Breaking Containment
Refusing to pick a side in the culture war isn't neutrality—it's recognizing that the fight itself is the trap. The goal isn't to win the culture war; it's to stop fighting it on terms that guarantee nothing structural changes.
This doesn't mean the issues aren't real. It means the framework both sides are using to address them serves power rather than liberation.
Conclusion
The "woke" movement is right that systems perpetuate harm and wrong about many of their diagnoses and solutions.
The "anti-woke" movement is right that some advocacy creates new problems and wrong about minimizing real harm and defending unjust systems.
Both are being contained by a fight that prevents either from threatening the actual structures of power. The culture war is a distraction from institutional extraction that harms everyone.

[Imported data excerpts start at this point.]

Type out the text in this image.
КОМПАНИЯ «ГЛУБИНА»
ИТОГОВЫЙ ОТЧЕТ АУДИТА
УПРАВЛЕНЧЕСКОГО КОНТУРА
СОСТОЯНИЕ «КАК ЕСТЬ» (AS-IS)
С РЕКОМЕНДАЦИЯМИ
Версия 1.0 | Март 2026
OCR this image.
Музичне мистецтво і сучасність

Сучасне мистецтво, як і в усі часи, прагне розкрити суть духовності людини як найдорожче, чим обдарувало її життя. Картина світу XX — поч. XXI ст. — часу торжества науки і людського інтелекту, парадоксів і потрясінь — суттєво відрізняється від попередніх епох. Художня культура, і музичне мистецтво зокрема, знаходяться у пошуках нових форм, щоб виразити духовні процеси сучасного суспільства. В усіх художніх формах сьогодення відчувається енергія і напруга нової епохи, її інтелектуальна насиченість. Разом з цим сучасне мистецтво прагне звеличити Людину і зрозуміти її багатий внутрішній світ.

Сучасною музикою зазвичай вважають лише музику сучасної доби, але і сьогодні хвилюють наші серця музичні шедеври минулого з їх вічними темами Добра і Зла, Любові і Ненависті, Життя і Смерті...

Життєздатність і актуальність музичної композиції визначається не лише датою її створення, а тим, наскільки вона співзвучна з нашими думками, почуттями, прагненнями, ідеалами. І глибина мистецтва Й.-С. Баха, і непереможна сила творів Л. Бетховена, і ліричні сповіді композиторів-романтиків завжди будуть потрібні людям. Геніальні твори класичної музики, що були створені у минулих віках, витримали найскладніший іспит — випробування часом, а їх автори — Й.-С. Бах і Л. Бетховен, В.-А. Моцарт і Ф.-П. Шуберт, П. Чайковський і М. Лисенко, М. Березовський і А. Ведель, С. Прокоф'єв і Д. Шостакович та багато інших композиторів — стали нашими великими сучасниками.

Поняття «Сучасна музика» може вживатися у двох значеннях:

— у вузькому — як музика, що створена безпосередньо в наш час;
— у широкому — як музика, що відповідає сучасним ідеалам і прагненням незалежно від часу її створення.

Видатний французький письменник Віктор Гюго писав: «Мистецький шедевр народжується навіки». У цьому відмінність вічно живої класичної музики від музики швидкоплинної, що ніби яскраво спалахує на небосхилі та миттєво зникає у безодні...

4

You don't have to pick a team. You can refuse containment by looking at what's actually happening and saying what you actually see.
That's not fence-sitting—it's recognizing when the fight itself serves only those in power.
Both sides may call this enlightened centrism or cowardice. Those terms exist to enforce the binary and punish independence. But refusing to be contained by a false choice is evidence-based reasoning — something we should all be doing if we intend to live in a healthy democratic society.